Third, UN Security Council Resolutions 2139, 2165, and 2191, which the United States led and which passed unanimously, have not been fully implemented.  For example, Bashar al-Assad’s denials that his forces have continued to use barrel bombs directly contravenes the evidence from international monitors and firsthand witnesses that the onslaught has continued unabated.  Recent news reports detailing the use of both chlorine and mustard gas in Syria is evidence that, despite UN Resolutions to the contrary and an international effort to secure the Assad regime’s chemical weapons stockpiles, these indiscriminate, horrific weapons continue to be used in attacks against Syrian civilians.
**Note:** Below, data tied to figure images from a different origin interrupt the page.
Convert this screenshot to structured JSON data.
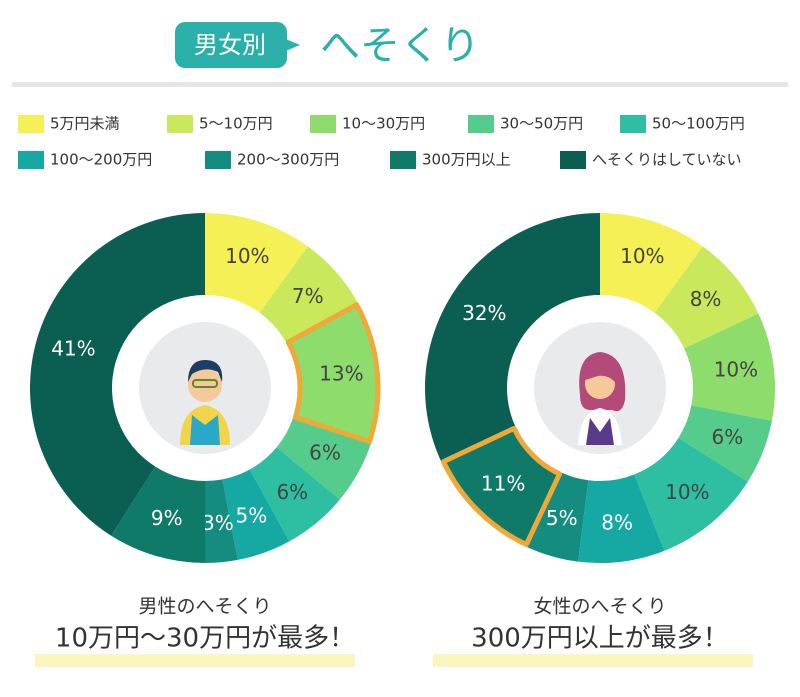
{
  "header": {
    "tag": "男女別",
    "title": "へそくり"
  },
  "legend": {
    "categories": [
      "5万円未満",
      "5～10万円",
      "10～30万円",
      "30～50万円",
      "50～100万円",
      "100～200万円",
      "200～300万円",
      "300万円以上",
      "へそくりはしていない"
    ],
    "colors": [
      "#f5f056",
      "#c9e85c",
      "#8ddc6c",
      "#55cc8c",
      "#2ebfa2",
      "#16a8a2",
      "#158c80",
      "#0f7a68",
      "#0b5e52"
    ]
  },
  "chart_data": [
    {
      "type": "pie",
      "values": [
        10,
        7,
        13,
        6,
        6,
        5,
        3,
        9,
        41
      ],
      "value_labels": [
        "10%",
        "7%",
        "13%",
        "6%",
        "6%",
        "5%",
        "3%",
        "9%",
        "41%"
      ],
      "highlight": 2,
      "caption": "男性のへそくり",
      "headline": "10万円～30万円が最多！"
    },
    {
      "type": "pie",
      "values": [
        10,
        8,
        10,
        6,
        10,
        8,
        5,
        11,
        32
      ],
      "value_labels": [
        "10%",
        "8%",
        "10%",
        "6%",
        "10%",
        "8%",
        "5%",
        "11%",
        "32%"
      ],
      "highlight": 7,
      "caption": "女性のへそくり",
      "headline": "300万円以上が最多！"
    }
  ]
}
Earlier this year, aid groups accused the UN Security Council of “failing Syria” and a UN spokesperson acknowledged that many countries are putting their national interests above their responsibilities on the Council. I am disappointed but unsurprised that the Russian Federation continues to protect the murderous Assad regime in the UN Security Council.  Continued efforts to ensure that Security Council resolutions are fully and immediately implemented are needed, including efforts to scale up humanitarian assistance into Syria. I believe the United States should make the protection of Syrian civilians from war crimes and crimes against humanity a higher priority.

More than four years of strife have displaced nearly twelve million Syrians from their homes. Millions are seeking refuge in neighboring countries, placing incredible strain on the local communities and are now migrating into Europe, seeking better living conditions.  Civilians are suffering under ISIS rule in parts of Syria and hiding from Assad’s barrel bombs in others.

American leadership is critical to bringing about an end to this horror. I urge you to take steps on the political, humanitarian, and multilateral fronts and stand ready to work with you on this important issue.